Figure 7 supports these findings as the RMSE of the soft thresholding increased more rapidly when reaching about 50% noise coverage. The DWT and SWT again showed similar trends with the DWT having the largest RMSE.

Figure 7
RMSE in the non-noise segment for different coverages and thresholding methods.

The ECG with alternating muscle transients was filtered using the IIR filter with a cutoff frequency of 55 Hz, and using the Coiflet 2 wavelet (SWT) with a hard threshold. These two were selected as they were found to be associated the best performance. The coverage of the recording was 45.3%. The RMSE of the noise and non-noise segments for the IIR filter were 1.17 and 0.72 respectively, and 1.46 and 0.93 for the wavelet filtering.

4. Discussion and conclusions

Filtering is an important step in the processing of the surface ECG signal. This study investigated some of the different factors influencing threshold based wavelet de-noising of the ECG and compared the performance of these filters with IIR filters.

We demonstrated that the performance of wavelet filtering is affected by how much of the signal is covered by noise. At low coverage, the IIR filters removed noise better than the wavelet filters. On the other hand at high coverage the wavelet filters have the best noise reduction because the threshold estimation improves. However, it is important to note that there is a trade-off between preservation of signal information and noise reduction for the wavelet filters. If a wavelet filter has a high noise reduction it will also have a reduced ability to preserve the signal information.

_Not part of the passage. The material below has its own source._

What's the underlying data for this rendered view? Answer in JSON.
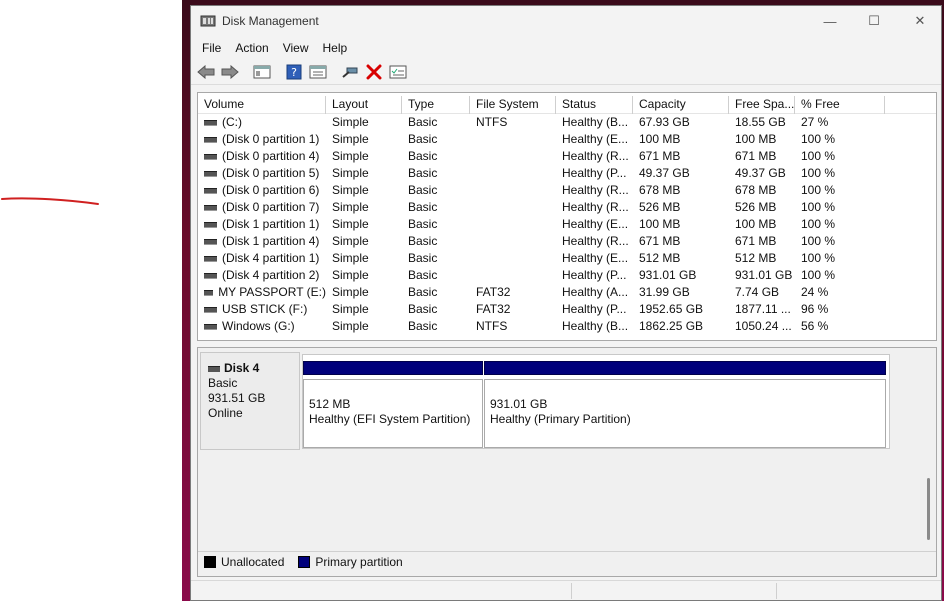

If wavelet filtering is used it is also important to choose the proper thresholding technique and wavelet transformation. Our results suggest that the hard thresholding method and the method proposed by Su and Zhao [3] both can be used as they have similar filter performances. Soft thresholding should not be used, if the coverage of the signal exceeds about 70%. In this case the estimated threshold becomes too large resulting in a significant shrinkage of the wavelet coefficients, which in turn results in distortion of the ECG morphology. However, for coverage values below 50% the soft thresholding performs better than the hard thresholding method and the method proposed by Su and Zhao [3]. The latter method combines hard and soft thresholding methods but our results indicate that this was not optimal either. It is possible that the combination factor which is used in this technique to combine the hard and soft thresholding methods was not optimal. This value was set to 15 as suggested by Su and Zhao [3].

Our results also indicated a considerable computational time difference between the SWT, DWT and IIR filters. This difference could be partially attributed to the algorithm implementation. The large difference between the wavelet transforms and the IIR filters could be reduced by another implementation e.g. in C/C++. However, as the SWT is a redundant transformation the computation will always be considerable longer than for the DWT or IIR filtering. Finally, our results also showed that the choice of mother wavelet does not have a critical effect on the performance of the wavelet filtering.

The results of RMSE calculations on the ECG with transient muscle activity revealed that the wavelet filtering had a slightly better performance in the noise segments compared to the IIR filters. This result would appear to favor wavelet filters but wavelet filtering also distorted the clean part of the signal more than IIR filters so the choice of filter depends on the setting. Noise coverage appears to be important for the performance of wavelet filters and in a 24-hour Holter recording, muscle noise might only be present in a small fraction of a recording. In this case an IIR performs better than a wavelet filter. In addition, the IIR filter is computationally more efficient, and we believe that IIR filters are a good option for general purpose ECG filtering.

Acknowledgments

Data used for this research was provided by the Telemetric and Holter ECG Warehouse (THEW) of the University of Rochester, NY, USA.